4.5 4. Deep Learning

4.5.1 4.1 Model construction

In this notebook we will use a modification of the U-Net architecture developed by Ronneberger et al., (2015). The U-Net architecture was initially designed for use in biomedical imaging but proved to be very efficient in the segmentation of satellite and drone images, and is currently one of the most widely used for that purpose. This architecture has demonstrated remarkable effectiveness in various environmental monitoring applications, including agricultural field boundary detection John & Zhang, 2022, urban land use classification, and coastal change detection. Ulmas & Liiv, 2020 further validated U-Net’s superiority in crop type mapping from multi-spectral satellite imagery, showing that its ability to preserve spatial resolution through the decoder path results in more precise segmentation boundaries compared to traditional convolutional neural networks or patch-based classification approaches. The architecture’s robustness to varying image resolutions and its capacity to learn from limited training data through effective data augmentation make it particularly well-suited for remote sensing applications where high-quality labeled data may be scarce Manos et al., 2022.
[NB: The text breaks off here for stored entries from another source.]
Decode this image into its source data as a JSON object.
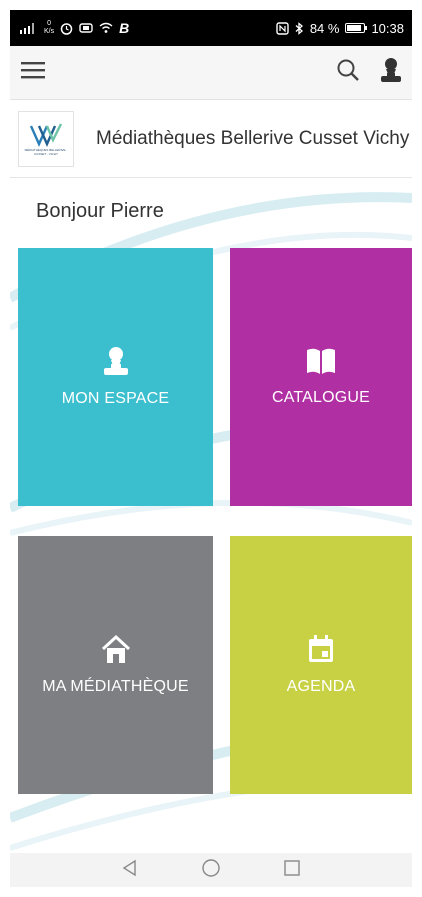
{
  "status_bar": {
    "net_speed_value": "0",
    "net_speed_unit": "K/s",
    "battery_percent_text": "84 %",
    "battery_level": 0.84,
    "time": "10:38",
    "left_icons": [
      "signal-icon",
      "alarm-icon",
      "data-saver-icon",
      "wifi-icon",
      "b-app-icon"
    ],
    "right_icons": [
      "nfc-icon",
      "bluetooth-icon",
      "battery-icon"
    ]
  },
  "toolbar": {
    "menu_icon": "menu-icon",
    "search_icon": "search-icon",
    "account_icon": "user-icon"
  },
  "library": {
    "name": "Médiathèques Bellerive Cusset Vichy",
    "logo_text": "MÉDIATHÈQUES BELLERIVE · CUSSET · VICHY"
  },
  "greeting": "Bonjour Pierre",
  "tiles": [
    {
      "label": "MON ESPACE",
      "icon": "user-icon",
      "color": "#3bbfce"
    },
    {
      "label": "CATALOGUE",
      "icon": "book-icon",
      "color": "#b02fa3"
    },
    {
      "label": "MA MÉDIATHÈQUE",
      "icon": "home-icon",
      "color": "#7d7f82"
    },
    {
      "label": "AGENDA",
      "icon": "calendar-icon",
      "color": "#c8d144"
    }
  ],
  "navbar": {
    "back_icon": "back-icon",
    "home_icon": "home-nav-icon",
    "recents_icon": "recents-icon"
  },
  "colors": {
    "accent": "#3bbfce",
    "swoosh": "#cfe9ef"
  }
}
To represent the architecture we will use some layers of tensorflow.keras. This modified version of U-Net has more encoding and decoding blocks than the original architecture, which increases the depth of the model and its learnability. Unlike the original design, which starts and ends with 64 filters, this implementation starts and ends with a layer of 32 filters, slightly reducing the initial complexity before continuing with the standard progression. Below is a diagram of the modified U-Net architecture used.

U-Net modified

This modified architecture allows a superior multi-scale feature extraction (due to the additional encoder and decoder levels). However, this comes with a cost, this architecture has much more parameters compared to the standard U-Net. This will negatively impact training and inference times.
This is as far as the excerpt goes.